Overlooking NVIDIA Persistence Daemon
The NVIDIA persistence daemon (nvidia-persistenced) must be running to maintain GPU state between compute workloads. If this daemon is not active, GPUs may appear available but reject access attempts. Verify the daemon is running with systemctl status nvidia-persistenced and enable it if necessary.
Assuming Single GPU Works for Multi-GPU Systems
In systems with multiple GPUs, each device must be individually verified. An error on one GPU does not necessarily indicate errors on others. Explicitly test access to each GPU device listed in your system to identify whether the problem affects all devices or specific units.
Neglecting LD_LIBRARY_PATH Configuration
When CUDA libraries are installed in non-standard locations, the runtime may fail to locate necessary shared objects even when device nodes are accessible. Ensure your LD_LIBRARY_PATH includes the CUDA library directories, typically /usr/local/cuda/lib64 on standard installations.
6. Related Errors
The clw-gpu-denied error frequently appears alongside or is confused with several related OpenClaw error codes. Understanding their relationships helps with comprehensive troubleshooting.
clw-device-unavailable
This error indicates that the requested GPU device cannot be found or does not exist in the current system configuration. Unlike clw-gpu-denied, which relates to permission barriers for accessible devices, clw-device-unavailable occurs when the system cannot enumerate the requested device at all. This commonly happens when GPU enumeration is incomplete, when device indices have shifted, or when driver installation failed to create proper device nodes.

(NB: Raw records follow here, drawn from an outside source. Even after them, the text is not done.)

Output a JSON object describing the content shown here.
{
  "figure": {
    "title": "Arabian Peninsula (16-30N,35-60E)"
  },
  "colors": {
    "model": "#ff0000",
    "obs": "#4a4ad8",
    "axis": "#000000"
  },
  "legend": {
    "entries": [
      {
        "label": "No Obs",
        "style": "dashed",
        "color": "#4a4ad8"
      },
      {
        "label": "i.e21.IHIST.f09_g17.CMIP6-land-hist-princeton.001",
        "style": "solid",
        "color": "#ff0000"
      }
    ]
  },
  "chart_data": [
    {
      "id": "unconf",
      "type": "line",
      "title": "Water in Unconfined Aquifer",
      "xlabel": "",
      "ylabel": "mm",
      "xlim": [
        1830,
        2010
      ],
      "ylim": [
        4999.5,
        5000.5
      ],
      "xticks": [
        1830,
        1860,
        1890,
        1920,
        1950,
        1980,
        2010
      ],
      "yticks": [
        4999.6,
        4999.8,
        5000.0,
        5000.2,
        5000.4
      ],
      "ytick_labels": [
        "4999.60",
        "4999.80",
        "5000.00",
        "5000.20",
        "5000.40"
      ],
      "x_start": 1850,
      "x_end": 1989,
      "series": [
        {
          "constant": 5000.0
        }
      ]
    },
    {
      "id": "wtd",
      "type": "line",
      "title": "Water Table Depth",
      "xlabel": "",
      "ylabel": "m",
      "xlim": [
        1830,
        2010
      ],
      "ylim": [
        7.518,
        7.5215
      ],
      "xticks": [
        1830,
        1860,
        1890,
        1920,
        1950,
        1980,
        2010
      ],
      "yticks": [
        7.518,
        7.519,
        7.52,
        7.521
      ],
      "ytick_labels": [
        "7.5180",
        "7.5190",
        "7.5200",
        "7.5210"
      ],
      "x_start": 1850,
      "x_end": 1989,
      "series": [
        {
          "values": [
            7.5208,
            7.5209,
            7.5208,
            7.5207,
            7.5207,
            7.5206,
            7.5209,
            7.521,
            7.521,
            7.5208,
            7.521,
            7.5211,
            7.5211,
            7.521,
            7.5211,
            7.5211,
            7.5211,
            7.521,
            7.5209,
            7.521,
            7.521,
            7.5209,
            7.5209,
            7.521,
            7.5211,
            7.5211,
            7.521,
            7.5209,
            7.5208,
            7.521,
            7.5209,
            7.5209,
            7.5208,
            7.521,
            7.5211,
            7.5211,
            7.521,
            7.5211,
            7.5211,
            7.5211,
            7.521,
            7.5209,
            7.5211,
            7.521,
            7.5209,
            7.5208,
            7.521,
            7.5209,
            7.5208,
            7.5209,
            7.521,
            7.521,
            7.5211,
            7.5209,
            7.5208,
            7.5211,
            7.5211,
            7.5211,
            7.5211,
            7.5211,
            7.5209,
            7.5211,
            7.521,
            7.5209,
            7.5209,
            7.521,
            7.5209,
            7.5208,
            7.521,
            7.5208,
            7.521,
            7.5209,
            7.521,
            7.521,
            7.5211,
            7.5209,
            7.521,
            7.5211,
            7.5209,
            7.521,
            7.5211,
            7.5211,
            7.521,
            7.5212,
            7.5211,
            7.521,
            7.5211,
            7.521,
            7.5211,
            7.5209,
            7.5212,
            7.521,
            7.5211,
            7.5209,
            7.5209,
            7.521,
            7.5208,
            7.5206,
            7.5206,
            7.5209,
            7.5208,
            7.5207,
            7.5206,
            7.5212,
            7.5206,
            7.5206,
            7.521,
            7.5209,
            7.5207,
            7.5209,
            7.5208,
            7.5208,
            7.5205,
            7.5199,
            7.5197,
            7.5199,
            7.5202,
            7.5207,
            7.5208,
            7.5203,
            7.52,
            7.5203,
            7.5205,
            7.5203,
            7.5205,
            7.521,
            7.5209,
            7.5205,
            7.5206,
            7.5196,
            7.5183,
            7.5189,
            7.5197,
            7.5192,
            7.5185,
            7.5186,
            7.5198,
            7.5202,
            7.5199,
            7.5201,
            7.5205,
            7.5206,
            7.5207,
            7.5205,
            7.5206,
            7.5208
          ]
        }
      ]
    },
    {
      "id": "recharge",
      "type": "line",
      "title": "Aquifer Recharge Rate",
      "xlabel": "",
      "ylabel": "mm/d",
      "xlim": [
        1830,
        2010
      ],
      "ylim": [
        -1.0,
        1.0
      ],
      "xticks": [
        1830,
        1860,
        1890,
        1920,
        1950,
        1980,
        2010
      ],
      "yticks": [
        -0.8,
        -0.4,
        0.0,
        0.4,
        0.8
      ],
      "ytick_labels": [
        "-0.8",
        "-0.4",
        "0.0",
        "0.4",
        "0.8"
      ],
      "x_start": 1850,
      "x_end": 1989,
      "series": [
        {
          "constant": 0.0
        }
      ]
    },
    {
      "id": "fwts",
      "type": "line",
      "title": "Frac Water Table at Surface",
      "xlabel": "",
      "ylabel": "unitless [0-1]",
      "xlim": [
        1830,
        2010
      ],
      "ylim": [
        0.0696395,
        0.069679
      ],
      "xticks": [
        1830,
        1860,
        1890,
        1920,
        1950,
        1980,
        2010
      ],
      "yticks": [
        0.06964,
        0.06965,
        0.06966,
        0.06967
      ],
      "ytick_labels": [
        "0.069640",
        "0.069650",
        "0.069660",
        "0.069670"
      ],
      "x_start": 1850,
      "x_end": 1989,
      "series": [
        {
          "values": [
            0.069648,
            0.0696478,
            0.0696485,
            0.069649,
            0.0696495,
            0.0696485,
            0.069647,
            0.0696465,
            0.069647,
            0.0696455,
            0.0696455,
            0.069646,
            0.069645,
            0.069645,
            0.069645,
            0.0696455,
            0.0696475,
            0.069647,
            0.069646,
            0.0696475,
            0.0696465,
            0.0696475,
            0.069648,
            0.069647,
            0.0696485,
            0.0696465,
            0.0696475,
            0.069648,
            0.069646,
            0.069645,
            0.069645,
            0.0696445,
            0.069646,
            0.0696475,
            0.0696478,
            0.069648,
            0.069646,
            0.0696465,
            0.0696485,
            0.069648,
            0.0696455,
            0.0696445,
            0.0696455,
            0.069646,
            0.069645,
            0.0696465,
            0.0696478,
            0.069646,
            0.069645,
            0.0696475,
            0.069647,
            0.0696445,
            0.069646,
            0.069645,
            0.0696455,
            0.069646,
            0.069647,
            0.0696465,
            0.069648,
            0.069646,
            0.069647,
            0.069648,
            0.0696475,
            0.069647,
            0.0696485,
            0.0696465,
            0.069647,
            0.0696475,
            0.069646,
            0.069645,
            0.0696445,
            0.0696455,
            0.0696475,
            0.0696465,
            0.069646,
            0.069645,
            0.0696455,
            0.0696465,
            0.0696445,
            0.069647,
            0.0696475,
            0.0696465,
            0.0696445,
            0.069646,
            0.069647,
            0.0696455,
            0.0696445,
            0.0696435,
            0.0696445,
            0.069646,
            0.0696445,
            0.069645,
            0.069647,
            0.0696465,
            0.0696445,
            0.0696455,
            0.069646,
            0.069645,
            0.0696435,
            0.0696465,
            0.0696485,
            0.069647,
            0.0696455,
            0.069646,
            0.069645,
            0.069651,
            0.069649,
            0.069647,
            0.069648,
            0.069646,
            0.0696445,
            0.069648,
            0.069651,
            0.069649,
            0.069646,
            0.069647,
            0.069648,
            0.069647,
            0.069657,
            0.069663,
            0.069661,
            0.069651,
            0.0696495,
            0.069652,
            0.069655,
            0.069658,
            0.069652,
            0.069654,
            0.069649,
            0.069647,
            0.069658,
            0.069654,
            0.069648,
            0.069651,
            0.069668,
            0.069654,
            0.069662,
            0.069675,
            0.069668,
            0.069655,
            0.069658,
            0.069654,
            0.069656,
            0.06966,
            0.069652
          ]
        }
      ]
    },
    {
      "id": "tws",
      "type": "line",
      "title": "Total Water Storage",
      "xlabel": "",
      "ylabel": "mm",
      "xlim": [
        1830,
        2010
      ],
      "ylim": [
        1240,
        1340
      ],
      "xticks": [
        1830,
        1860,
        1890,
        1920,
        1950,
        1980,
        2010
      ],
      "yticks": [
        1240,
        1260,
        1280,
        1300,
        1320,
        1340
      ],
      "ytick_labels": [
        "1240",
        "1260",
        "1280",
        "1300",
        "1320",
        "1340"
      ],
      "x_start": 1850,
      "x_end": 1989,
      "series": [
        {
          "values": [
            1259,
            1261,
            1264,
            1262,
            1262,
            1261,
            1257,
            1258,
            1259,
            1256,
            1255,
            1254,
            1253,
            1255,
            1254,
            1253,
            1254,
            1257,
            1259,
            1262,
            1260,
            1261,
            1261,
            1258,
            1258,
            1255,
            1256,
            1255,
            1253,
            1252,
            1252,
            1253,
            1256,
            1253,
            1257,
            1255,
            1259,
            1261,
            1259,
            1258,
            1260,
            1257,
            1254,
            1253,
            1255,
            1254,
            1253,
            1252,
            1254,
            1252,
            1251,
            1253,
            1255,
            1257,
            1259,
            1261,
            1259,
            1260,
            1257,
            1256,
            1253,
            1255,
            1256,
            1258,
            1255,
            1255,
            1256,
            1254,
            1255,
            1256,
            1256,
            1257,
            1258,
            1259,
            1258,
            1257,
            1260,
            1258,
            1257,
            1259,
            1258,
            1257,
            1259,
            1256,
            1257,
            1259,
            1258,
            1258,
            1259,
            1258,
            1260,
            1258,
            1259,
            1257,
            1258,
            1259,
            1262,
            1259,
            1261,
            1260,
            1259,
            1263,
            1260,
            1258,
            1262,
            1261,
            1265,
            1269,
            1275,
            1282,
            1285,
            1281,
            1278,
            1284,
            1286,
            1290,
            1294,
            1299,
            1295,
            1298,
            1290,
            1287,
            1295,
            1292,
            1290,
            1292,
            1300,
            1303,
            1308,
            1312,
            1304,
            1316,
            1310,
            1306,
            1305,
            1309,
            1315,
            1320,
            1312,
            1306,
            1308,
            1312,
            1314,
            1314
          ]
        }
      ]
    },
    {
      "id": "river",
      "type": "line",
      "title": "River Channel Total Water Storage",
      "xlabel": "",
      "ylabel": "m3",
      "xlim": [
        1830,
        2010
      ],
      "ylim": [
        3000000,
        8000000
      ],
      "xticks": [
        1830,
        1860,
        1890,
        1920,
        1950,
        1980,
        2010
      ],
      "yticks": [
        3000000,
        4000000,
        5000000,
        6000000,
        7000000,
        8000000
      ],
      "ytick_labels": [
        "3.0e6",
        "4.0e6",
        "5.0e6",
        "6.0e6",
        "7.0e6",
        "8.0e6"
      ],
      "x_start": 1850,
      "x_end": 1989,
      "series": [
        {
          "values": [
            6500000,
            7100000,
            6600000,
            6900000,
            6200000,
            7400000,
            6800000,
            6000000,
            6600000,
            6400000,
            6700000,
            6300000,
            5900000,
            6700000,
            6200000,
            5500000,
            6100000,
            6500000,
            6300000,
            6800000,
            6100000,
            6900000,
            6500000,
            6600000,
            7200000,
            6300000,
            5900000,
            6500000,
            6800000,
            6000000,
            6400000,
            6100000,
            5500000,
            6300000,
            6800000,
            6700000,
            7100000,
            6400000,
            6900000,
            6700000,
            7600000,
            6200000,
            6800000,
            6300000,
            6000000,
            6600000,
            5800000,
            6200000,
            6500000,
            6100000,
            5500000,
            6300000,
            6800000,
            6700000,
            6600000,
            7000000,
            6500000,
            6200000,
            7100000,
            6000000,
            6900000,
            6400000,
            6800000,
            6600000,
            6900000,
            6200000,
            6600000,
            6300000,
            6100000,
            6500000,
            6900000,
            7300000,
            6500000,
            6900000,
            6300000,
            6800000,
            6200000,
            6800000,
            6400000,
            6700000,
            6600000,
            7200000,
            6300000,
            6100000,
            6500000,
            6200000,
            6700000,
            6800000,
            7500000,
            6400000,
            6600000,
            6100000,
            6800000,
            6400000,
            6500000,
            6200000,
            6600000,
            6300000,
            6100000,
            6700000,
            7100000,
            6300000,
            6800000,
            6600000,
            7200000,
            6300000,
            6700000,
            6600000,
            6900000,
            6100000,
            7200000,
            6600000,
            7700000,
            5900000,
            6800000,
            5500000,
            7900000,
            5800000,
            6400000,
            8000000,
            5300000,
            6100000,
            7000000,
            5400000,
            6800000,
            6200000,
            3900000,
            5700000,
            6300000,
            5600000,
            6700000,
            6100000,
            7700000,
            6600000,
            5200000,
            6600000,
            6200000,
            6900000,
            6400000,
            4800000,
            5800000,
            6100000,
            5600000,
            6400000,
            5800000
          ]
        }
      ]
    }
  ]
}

clw-gpu-initialization-failed
This error occurs during the GPU compute context creation phase after successful device enumeration but before the device becomes operational. It typically indicates driver incompatibility, CUDA version mismatches, or corrupted GPU firmware. The initialization phase failure is distinct from access denial because the system successfully identified the device but could not transition it into a usable compute state.
clw-driver-version-mismatch
When the CUDA driver version on the host does not match the driver expectations of your OpenClaw version, you may encounter access denied errors that are actually version compatibility issues. The driver reports version mismatches by denying operations from clients built against incompatible driver interfaces. This requires updating either the CUDA driver or your OpenClaw installation to establish version compatibility.
clw-resource-exhausted
This related error appears when GPU memory allocation fails due to insufficient available VRAM. While technically distinct from access denial, users frequently confuse the two errors because both prevent compute operations from proceeding. The clw-resource-exhausted error specifically mentions memory allocation failures rather than permission or device state issues.